Piers Burford, project manager for Network Rail, said: “Considerable efforts have been made in the past to protect this bridge from damage but despite this, careless drivers have once again forced Landor Street’s closure.

“Without a collision protection beam in place the bridge is vulnerable with potentially catastrophic consequences should it be hit by a vehicle again.

“Bridge strikes are entirely avoidable, cost taxpayers millions of pounds and cause delays to tens of thousands of rail passengers every year.

“The closure of Landor Street has also caused motorists and businesses in the area considerable disruption throughout 2019.”

The resulting road closure is causing huge frustration to local business owners who rely on passing trade. 

He explained: “I have personally spoken to business owners impacted by the road closure. I understand their frustrations.

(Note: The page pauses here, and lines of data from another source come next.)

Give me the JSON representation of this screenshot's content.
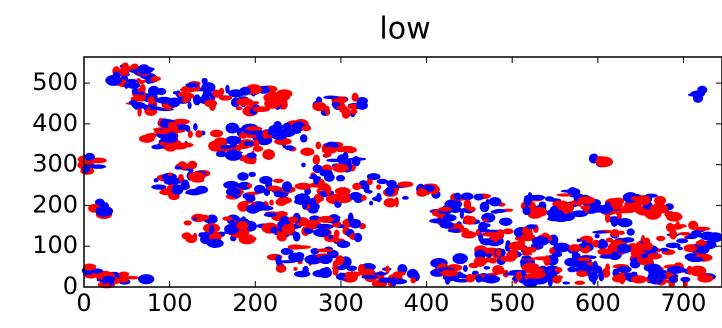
{
  "chart_data": {
    "type": "image",
    "title": "low",
    "xlim": [
      0,
      745
    ],
    "ylim": [
      0,
      564
    ],
    "xticks": [
      0,
      100,
      200,
      300,
      400,
      500,
      600,
      700
    ],
    "yticks": [
      0,
      100,
      200,
      300,
      400,
      500
    ]
  }
}
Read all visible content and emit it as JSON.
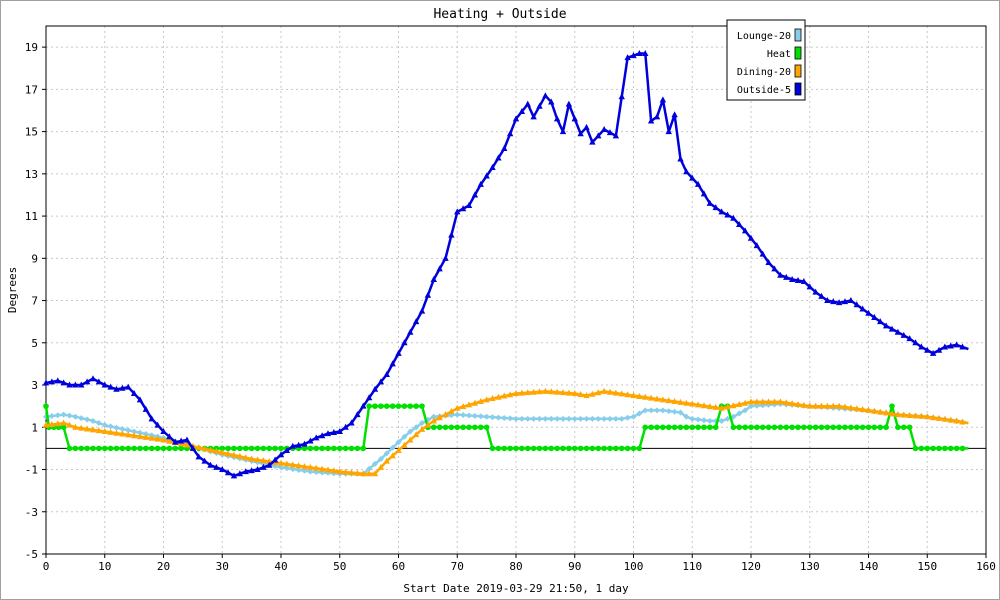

I want to remind people that these sole traders remain open for business.

“July 2019 is the shortest feasible timeframe to achieve the complex repair needed to make the bridge safe again. If we can go quicker than that, we will.”

On May 31, Network Rail, Birmingham City Council and Birmingham Ladywood MP Shabana Mahmood met with affected businesses to discuss the efforts being made to get the bridge fixed and get Landor Street reopened.

Shabana Mahmood, MP for Birmingham Ladywood, said: “It’s been constructive to meet with local residents and business owners affected by the Landor Street closure to discuss the efforts being made to reopen this road as soon as possible. 

“I’ll be continuing to work closely with local business owners, Network Rail and Birmingham City Council to ensure this closure is brought to an end at the earliest possible opportunity.

“While I understand this has been a frustrating period for local businesses, I am pleased that Network Rail are now engaging with the people affected in this way to help address their ongoing concerns.

“I’d like to thank the business owners who came to meet with us and for their continuing patience as this work progresses.”

Cllr Waseem Zaffar, cabinet member for transport and environment at Birmingham City Council, added: “I would urge drivers of HGVs to ensure they are fully aware of the height of their vehicles in order to avoid striking bridges.

“In the case of Landor Street, this has happened repeatedly and has caused significant disruption to small business owners due to the resulting road closure impacting on trade.

“I look forward to seeing the bridge repaired and the road reopened, but there must be an onus on drivers to ensure that their vehicles will fit under the bridge to ensure we avoid a repeat of this situation in future.”

On average five entirely avoidable railway bridge strikes take place every day across Britain, costing the taxpayer £23 million a year.

Research shows 43% of lorry drivers admit to not measuring their vehicle before heading out on the road, while 52% admit to not taking low bridges into account.

To combat this, Network Rail has launched its 'Lorries can't limbo' campaign aimed at professional HGV drivers and others who drive high-sided vehicles.

It includes online training and guidance in several languages to help drivers and logistics companies plan their routes to avoid bridge strikes.